Reputation: 318
It seems to me like a very stupid question, but i couldn't find an answer.
is there any other way to pass a data variable content, to another variable, not using push/pop, or moving it first to a register?
I mean something like that:
.data
txt dd 1
txt1 dd 2
.code
start:
mov txt1, txt
;or - mov [txt1], txt
ret
end start
Upvotes: 4
Views: 9448
Reputation: 57784
In the 8086 family, the easiest way is to use an intermediate register:
mov eax, txt
mov txt1, eax
Many non-Intel CISC architectures provides a direct memory to memory move instruction. RISC architectures rarely do.

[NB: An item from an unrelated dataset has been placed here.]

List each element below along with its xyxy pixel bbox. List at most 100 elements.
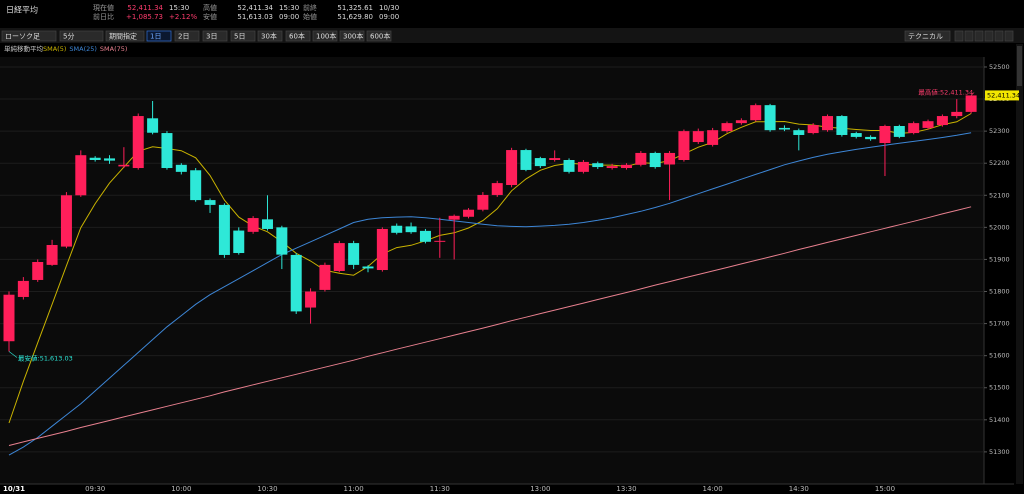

If there is more than that, it might be simpler to use a string move instruction which requires setting up the ESI and EDI registers, the DF flag, and if you want to use a rep
prefix, the ECX register:
lea edi, dest ; or mov edi, offset dest. Shorter encoding. Only use LEA for 64bit RIP-relative addressing.
lea esi, src
cld
movsd ; moves 32-bit value [ESI] to [EDI] and increments both pointers
movsd ; moves another
Clearly that is not worth it for one or two words, but if you have the artificial constraints (no intermediate register, no push/pop), then that maybe satisfies the conditions.
If your function can assume its callers all strictly follow the standard calling convention, you can assume the direction flag is already cleared on function entry. Bootloader code should assume as little as possible about initial state, since different BIOSes jump to it with different states.